Ayat ini turun tentang persaingan kesombongan dua kabilah Quraisy (Bani Abdu Manaf dan Bani Sahm) yang saling membanggakan jumlah pemimpin dan anggota suku mereka. Saat kabilah yang satu merasa kalah hitungan dari yang masih hidup, mereka bahkan menantang pergi ke kuburan untuk menghitung orang-orang mati demi membuktikan pihak siapa yang lebih banyak.

Kritik

Keruntuhan Rima Teks: Seperti halnya surat 101, pakar menganggap surat ini tidak lebih dari sekadar fragmen yang terpotong. Kesatuan surat ini sangat dipertanyakan karena skema rima (rhyme) akhirnya secara tiba-tiba berubah dan patah setelah ayat ke-2

Cacat Logika

(102:1): Hasty generalization - Menggeneralisasi seluruh umat manusia dengan klaim "bermegah-megahan telah melalaikan kamu" tanpa membedakan konteks individu, kelas sosial, atau situasi historis. Tidak semua manusia terobsesi dengan akumulasi kekayaan; banyak yang fokus pada pelayanan sosial, ilmu pengetahuan, atau pengembangan moral.

Moral

(102:1): Mengkriminalisasi ambisi dan pencapaian material secara mutlak.

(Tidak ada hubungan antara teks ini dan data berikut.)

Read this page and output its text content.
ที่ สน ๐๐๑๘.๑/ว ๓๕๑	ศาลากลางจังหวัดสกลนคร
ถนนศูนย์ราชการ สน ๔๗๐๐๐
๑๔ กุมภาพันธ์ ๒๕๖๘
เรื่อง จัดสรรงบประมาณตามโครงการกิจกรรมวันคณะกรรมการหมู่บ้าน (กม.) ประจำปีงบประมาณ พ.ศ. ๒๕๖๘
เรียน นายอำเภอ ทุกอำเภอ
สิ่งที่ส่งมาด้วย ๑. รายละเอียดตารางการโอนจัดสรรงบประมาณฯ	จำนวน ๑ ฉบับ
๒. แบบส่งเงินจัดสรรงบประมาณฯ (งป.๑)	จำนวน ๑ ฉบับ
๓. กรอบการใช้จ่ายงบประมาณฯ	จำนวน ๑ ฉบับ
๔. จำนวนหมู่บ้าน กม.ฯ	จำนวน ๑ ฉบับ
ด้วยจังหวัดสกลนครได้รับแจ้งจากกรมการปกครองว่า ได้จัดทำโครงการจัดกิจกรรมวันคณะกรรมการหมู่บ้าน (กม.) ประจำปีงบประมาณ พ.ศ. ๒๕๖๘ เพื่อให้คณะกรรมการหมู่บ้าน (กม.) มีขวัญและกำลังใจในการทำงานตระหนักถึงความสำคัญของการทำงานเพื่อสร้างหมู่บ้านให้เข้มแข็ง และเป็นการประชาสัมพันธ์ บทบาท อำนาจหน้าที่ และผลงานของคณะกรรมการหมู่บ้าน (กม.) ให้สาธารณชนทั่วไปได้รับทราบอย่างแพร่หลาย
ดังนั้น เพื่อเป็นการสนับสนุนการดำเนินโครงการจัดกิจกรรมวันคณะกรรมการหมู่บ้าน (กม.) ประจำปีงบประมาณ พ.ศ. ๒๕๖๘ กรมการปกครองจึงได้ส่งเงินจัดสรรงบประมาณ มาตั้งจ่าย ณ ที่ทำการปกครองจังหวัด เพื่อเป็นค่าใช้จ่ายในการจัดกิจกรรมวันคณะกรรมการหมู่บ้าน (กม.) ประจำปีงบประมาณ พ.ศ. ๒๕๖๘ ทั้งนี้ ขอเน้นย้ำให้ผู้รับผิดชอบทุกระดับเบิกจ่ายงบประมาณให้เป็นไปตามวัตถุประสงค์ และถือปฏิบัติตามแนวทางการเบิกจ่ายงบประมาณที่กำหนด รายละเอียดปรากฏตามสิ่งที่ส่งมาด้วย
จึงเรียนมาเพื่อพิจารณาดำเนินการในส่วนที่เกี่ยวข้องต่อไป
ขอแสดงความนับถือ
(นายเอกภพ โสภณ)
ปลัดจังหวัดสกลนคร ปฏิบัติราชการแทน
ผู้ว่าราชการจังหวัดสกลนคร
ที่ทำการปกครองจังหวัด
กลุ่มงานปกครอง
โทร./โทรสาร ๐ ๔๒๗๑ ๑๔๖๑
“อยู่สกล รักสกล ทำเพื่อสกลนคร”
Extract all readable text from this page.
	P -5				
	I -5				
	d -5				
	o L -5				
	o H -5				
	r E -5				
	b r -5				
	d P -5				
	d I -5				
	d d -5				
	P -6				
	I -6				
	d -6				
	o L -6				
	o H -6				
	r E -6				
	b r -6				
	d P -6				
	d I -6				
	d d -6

Dalam pandangan ini, akumulasi kekayaan atau prestise secara otomatis dianggap "melalaikan" dari spiritualitas, tanpa mempertimbangkan bahwa kekayaan bisa digunakan untuk filantropi, inovasi, atau pembangunan infrastruktur publik.

Sains

(102:1): Mengkriminalisasi ambisi dan pencapaian material secara mutlak. Dalam pandangan ini, akumulasi kekayaan atau prestise secara otomatis dianggap "melalaikan" dari spiritualitas, tanpa mempertimbangkan bahwa kekayaan bisa digunakan untuk filantropi, inovasi, atau pembangunan infrastruktur publik.

Kontradiksi

Kontradiksi dengan konsep usaha manusia: Jika "bermegah-megahan" melalaikan, maka konsep kerja keras dan inovasi yang mendirikan peradaban menjadi bermasalah. Kontradiksi dengan etos kerja yang dihargai di banyak tradisi, termasuk etika Protestan yang melihat kerja sebagai panggilan ilahi.